Pour parler ! pour dire enfin ce que tout le monde me
conseille de taire.
« c’est du passé, tout cela, il faut tourner la page, regarder vers l’avenir, etc… »
s’il suffisait de dire « c’est fini », je l’aurais fait. Malheureusement ça ne se passe pas comme ça. Parler fait du bien. Rencontrer d’autres personnes qui souffrent aide à guérir. Si
vous voulez lire mon histoire, cliquez sur le lien suivant :
Depuis qu’il est venu chez nous en Bretagne pour rechercher sa fille, nos rapports sont tendus. Ses appels téléphoniques
s’espacent. Comme je suis très occupée par mon contrôle fiscal, je n’ai pas le temps de bavarder avec lui et encore moins lnvie de m’étendre sur la progression du contrôle.
Il a créé une entreprise de rénovation et d’aménagements intérieur. En septembre, comme il fait des travaux sur Paris, il
nous rend visite. Tout se passe bien, les choses se passent toujours bien quand il est seul.
Il faut savoir qu’en présence des enfants il est IMPOSSIBLE d’échanger deux phrases de suite sans être interrompu par des
« fais pas ci ! fais pas ça ! laisse ça ! Arrête ! » adressés aux enfants par Miguel ou par Kate.
Quand les enfants ne font pas de bêtises, les chères têtes blondes interrompent les conversations à tout instant en
exigeant l’attention des adultes sur des considérations primordiales telles que le fait qu’un petit bonhomme Playmobil ait ou non un chapeau par exemple…
Pour mon fils et son épouse, répondre au moindre balbutiement d’un de leurs enfants est une priorité absolue.
Quelque soit le sujet, quelque soit son importance, la conversation entre adultes est interrompue immédiatement. On peut ainsi recommencer une conversation interrompue quatre ou cinq fois sans
jamais obtenir un minimum d’attention.
Que fait-on dans ce cas là ? On abrège et on se tait. On en arrive à ne plus parler de rien. On se tait et on
s’ennuie en réprimant une envie folle de partir…
Lors de son passage à Paris, Miguel nous a invité à l ‘anniversaire de son épouse qui aura lieu en juillet 2009.
Nous avons refusé : aucune envie de faire de la « figuration » derrière « ces dames » tout en bijoux et manteaux de fourrure comme au baptême de la
petite.
Début décembre, Kate est licenciée pour raison économique. C’est un très gros coup pour eux. Miguel ne gagne pratiquement
rien et le couple doit rembourser l’emprunt pour son matériel de chantier en plus des emprunts pour la maison et pour la voiture. Ils sont abattus quelques jours mais très rapidement retrouvent
leur assurance.
Comme nous passons la période des fêtes de Noël en Bretagne, Miguel annonce qu’ils vont venir nous voir et… je refuse.

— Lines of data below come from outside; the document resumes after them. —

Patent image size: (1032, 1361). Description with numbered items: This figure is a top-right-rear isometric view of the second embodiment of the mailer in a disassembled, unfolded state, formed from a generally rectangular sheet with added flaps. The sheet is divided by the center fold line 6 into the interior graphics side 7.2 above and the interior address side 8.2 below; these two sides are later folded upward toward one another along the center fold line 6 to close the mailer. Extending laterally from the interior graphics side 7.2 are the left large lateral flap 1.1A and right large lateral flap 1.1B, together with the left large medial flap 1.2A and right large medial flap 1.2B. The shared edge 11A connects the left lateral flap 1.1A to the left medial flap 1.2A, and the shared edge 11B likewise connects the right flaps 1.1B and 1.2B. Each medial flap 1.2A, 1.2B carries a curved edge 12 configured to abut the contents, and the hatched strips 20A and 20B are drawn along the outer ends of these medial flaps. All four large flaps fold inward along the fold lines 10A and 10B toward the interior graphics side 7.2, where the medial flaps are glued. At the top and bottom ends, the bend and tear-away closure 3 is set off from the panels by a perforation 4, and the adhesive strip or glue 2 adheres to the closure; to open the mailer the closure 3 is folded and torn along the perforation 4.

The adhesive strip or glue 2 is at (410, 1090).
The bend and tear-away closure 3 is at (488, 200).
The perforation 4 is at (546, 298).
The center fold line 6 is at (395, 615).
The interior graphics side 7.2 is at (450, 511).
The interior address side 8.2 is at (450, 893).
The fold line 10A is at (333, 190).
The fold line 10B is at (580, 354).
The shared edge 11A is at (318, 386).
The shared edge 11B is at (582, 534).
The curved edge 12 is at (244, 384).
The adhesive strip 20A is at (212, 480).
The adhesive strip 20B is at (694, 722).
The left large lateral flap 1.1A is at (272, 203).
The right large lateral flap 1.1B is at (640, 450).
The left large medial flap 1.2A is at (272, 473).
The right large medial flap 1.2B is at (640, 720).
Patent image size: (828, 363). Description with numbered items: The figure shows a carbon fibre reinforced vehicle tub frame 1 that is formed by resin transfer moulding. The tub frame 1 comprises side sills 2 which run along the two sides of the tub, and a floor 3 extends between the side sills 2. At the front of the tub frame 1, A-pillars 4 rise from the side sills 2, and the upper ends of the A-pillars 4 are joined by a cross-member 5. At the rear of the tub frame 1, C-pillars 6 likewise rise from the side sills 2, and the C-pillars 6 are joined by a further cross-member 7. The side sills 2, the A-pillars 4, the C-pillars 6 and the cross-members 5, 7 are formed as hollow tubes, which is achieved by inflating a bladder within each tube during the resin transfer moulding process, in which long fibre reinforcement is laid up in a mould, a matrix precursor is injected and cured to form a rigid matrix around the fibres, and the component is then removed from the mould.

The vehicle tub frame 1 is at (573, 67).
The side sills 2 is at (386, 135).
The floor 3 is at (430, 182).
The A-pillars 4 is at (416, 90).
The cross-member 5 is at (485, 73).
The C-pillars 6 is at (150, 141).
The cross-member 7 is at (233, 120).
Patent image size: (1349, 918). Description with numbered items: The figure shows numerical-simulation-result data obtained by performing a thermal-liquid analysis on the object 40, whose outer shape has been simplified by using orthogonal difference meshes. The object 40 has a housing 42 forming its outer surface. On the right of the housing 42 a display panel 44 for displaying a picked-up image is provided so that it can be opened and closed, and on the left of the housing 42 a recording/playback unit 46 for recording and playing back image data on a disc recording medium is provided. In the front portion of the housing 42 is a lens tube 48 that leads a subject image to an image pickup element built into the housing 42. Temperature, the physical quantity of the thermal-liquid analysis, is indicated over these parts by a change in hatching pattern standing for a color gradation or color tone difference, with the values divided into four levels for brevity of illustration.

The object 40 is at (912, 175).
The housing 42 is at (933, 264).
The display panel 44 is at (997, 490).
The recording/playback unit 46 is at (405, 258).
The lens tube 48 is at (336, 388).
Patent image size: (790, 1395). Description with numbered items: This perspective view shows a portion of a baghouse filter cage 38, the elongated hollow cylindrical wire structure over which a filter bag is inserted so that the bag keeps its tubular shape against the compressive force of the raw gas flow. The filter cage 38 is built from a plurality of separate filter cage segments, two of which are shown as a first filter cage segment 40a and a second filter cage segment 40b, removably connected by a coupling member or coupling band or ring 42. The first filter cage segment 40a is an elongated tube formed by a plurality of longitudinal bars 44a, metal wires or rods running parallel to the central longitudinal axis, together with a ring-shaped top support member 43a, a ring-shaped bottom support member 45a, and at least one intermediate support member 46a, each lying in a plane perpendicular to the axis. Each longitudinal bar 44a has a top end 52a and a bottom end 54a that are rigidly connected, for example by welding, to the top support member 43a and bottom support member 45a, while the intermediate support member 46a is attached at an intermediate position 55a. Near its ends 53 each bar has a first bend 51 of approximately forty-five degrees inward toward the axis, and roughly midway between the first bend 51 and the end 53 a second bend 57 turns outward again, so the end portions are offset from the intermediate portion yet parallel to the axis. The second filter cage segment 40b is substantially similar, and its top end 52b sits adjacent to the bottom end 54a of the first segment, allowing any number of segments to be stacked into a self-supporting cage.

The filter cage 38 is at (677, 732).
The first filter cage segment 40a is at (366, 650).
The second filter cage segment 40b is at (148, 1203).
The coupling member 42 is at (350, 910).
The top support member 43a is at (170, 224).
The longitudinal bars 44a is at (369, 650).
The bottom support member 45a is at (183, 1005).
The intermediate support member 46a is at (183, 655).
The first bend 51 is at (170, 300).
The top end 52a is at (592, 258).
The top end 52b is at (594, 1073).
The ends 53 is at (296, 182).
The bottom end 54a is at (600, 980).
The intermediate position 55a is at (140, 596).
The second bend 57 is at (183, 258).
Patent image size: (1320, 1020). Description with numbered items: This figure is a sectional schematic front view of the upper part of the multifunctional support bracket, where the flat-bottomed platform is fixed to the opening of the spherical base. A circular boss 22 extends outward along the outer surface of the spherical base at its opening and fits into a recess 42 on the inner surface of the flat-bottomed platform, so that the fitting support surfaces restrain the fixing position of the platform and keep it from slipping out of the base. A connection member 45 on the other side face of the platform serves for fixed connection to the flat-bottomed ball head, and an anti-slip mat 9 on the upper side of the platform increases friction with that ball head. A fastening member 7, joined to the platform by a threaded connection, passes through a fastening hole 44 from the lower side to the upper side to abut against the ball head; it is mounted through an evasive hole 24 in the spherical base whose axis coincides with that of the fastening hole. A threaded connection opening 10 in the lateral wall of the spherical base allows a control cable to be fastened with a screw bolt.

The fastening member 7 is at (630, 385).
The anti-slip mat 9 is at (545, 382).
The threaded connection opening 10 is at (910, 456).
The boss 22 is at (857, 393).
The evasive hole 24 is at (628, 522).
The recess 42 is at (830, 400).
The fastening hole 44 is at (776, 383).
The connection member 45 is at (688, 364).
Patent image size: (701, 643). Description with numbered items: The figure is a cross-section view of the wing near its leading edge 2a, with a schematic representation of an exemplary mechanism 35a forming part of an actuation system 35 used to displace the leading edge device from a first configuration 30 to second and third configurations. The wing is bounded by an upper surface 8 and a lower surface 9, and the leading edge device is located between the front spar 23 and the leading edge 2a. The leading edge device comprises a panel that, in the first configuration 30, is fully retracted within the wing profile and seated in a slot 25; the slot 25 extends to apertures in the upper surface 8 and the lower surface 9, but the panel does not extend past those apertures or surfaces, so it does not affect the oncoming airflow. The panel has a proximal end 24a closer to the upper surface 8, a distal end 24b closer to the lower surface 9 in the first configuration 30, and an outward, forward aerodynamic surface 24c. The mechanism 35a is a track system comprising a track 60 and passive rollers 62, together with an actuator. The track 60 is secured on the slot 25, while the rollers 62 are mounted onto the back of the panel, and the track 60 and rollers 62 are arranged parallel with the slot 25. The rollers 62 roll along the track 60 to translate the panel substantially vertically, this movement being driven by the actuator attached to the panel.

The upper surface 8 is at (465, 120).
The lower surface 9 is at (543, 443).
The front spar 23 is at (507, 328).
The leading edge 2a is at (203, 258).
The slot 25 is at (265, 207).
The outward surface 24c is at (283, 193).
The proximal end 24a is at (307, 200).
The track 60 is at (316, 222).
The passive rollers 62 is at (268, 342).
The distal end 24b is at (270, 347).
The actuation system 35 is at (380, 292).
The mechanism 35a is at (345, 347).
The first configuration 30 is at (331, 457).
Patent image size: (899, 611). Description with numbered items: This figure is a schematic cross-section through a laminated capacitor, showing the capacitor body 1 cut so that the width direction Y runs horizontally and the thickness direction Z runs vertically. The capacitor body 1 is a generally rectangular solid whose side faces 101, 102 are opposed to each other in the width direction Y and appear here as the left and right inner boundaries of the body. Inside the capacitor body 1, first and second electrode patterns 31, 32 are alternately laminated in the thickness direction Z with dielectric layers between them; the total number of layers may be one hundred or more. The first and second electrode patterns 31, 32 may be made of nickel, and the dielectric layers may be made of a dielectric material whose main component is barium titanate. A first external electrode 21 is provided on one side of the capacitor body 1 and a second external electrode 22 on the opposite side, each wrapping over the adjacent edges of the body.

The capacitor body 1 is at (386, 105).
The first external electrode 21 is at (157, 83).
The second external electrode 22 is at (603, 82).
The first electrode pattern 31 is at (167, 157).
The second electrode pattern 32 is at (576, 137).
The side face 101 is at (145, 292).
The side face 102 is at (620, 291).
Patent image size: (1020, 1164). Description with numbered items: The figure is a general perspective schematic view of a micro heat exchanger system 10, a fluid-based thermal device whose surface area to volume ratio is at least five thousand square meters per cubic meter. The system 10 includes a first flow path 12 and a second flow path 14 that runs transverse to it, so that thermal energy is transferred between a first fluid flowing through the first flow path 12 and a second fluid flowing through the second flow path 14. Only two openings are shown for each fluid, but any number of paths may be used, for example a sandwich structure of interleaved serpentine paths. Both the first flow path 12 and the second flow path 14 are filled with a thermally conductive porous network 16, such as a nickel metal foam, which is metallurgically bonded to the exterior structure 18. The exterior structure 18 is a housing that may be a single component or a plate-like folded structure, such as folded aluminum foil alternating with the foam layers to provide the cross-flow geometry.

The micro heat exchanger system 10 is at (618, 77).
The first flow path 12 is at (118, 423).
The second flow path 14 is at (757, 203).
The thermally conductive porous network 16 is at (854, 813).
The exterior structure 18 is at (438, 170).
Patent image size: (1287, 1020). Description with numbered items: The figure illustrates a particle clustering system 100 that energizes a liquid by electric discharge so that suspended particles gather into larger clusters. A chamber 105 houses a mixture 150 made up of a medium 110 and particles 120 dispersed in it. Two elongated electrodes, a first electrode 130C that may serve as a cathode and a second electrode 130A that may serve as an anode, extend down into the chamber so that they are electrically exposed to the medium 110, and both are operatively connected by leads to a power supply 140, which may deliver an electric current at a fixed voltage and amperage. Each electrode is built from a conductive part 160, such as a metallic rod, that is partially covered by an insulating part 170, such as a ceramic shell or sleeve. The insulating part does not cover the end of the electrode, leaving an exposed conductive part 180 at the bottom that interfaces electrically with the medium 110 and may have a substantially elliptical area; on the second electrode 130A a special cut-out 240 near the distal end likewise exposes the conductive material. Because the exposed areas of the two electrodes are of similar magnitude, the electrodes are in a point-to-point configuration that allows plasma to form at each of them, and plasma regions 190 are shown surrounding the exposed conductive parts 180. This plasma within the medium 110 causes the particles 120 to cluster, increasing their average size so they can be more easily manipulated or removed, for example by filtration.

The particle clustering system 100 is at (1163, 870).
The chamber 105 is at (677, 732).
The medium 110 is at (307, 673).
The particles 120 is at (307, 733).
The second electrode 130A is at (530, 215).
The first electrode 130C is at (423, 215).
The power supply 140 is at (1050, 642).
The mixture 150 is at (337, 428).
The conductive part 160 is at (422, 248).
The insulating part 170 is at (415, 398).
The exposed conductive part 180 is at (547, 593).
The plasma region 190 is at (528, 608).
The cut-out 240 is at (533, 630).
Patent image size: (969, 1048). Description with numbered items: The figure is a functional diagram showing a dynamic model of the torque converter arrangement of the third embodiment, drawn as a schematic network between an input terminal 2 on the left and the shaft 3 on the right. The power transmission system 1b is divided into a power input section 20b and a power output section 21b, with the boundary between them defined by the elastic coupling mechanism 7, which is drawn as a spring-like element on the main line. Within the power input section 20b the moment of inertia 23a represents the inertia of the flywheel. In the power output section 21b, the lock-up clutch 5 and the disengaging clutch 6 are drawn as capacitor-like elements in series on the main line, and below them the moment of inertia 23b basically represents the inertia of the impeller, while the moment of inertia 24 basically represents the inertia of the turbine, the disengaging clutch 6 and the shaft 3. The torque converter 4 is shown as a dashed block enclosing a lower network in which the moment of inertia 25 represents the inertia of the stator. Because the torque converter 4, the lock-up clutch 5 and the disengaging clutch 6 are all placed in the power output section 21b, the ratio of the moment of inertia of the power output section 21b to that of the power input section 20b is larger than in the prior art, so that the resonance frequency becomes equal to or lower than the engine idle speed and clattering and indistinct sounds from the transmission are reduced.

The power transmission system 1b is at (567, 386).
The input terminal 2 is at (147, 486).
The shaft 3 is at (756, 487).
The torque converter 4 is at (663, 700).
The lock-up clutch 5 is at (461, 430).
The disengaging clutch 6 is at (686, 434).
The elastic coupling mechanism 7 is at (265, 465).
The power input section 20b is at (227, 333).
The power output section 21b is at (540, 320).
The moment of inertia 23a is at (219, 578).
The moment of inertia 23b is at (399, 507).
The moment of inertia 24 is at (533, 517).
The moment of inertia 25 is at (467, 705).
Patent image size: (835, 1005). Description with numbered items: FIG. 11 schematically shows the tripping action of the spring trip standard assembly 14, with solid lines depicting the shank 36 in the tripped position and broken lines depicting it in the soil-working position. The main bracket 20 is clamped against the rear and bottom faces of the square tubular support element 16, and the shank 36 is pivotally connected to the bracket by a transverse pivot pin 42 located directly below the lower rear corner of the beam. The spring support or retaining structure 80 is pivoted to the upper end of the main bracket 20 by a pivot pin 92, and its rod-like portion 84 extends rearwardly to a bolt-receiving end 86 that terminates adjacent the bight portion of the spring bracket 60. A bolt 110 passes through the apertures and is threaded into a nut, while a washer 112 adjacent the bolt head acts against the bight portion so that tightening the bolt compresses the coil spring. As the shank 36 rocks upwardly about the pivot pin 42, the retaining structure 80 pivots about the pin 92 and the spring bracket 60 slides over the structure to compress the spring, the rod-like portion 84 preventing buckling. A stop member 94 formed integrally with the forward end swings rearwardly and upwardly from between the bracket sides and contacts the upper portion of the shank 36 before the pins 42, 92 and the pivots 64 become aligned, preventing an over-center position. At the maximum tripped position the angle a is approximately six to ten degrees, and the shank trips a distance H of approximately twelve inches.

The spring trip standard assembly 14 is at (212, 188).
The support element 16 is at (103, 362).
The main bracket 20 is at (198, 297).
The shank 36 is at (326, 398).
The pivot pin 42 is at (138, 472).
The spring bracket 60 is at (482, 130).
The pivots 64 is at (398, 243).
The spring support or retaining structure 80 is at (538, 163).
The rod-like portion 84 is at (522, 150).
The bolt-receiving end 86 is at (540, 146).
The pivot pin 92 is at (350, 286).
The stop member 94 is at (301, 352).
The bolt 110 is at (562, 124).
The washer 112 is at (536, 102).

Oui, je refuse ! Je dis aussi pourquoi. Je ne veux pas revivre la même chose qu’en août : la mauvaise humeur, l’énervement, le sentiment de gêner dans ma propre maison, d’être mauvaise
en tout, d’avoir tout raté, d’être à côté de la plaque en toutes circonstances…
Miguel est triste et déçu, je m’y attendais, ça me fait mal. Le lendemain, il demande des précisions car il ne comprend
pas ce que je lui reproche. Son épouse lui a confirmé le sentiment que « tout c’est bien passé en août »…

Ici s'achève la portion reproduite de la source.